26 April 2052 – Wembley looked like it was hosting a funeral instead of an FA Cup semi-final, and fittingly, Liverpool’s attacking spirit was the corpse. The Reds stumbled to a dismal 1-0 defeat against Chelsea, who now stumble undeservedly into yet another final, probably with some Tory donor waving a blue scarf in the posh seats.
Let’s not sugarcoat it – that was shite. Not just from Liverpool, but from the whole occasion. Chelsea had less of the ball, couldn’t string three passes together for most of the match, and yet they walk away with the win thanks to Johnny bloody Jenkins scuffing one into the corner in the 71st minute. A goal so mundane it barely woke the crowd from their corporate buffet-induced comas.
Statistically, Liverpool dominated. 21 shots to Chelsea’s 6. Possession? 56 bloody percent. xG? 0.57 to their 2.03 – I don’t even want to know how that’s calculated anymore, probably by a hedge fund manager with a dartboard. The point is: we had the chances, they had the fluke.
The only proper Red showing any bollocks was J. Stanisławski at the back, pulling a 7.0 performance out of the fire while the rest of them looked like they’d rather be at Salt Bae’s gaff than chasing another trip to Wembley.
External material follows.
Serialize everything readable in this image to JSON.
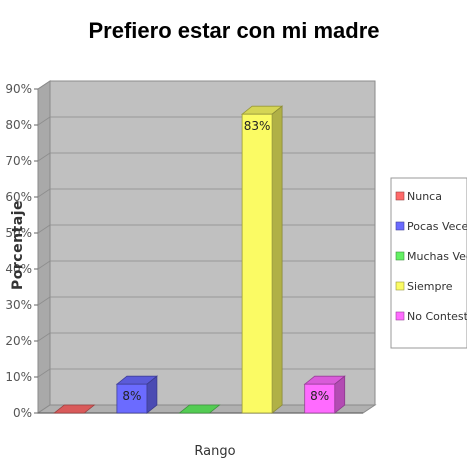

Vallejos tried to make things happen, but he was feeding on scraps. Dougie Agnew got booked, again – lad’s got more cards than a dodgy bookmaker in Birkenhead.
And the scran? Don’t get me started. Wembley’s culinary crimes were on full display – some sort of artisan vegan sausage roll that tasted like wet newspaper and regret. Not a bottle of salad cream in sight. What sort of hellscape is this country becoming?
So that’s it. Out of the cup. Another year, another semi-final heartbreak. Meanwhile Chelsea, the smug bastards, are off to the final, still dreaming of adding yet another FA Cup to their hoarded collection. That’s six in the last eight years. Greedy cunts.
As for Liverpool? Back to the league. Back to the grind. And back to hoping someone, anyone, finally puts a rocket up these players’ arses. Because nights like this? They’re not good enough. Not for this club. Not for this city.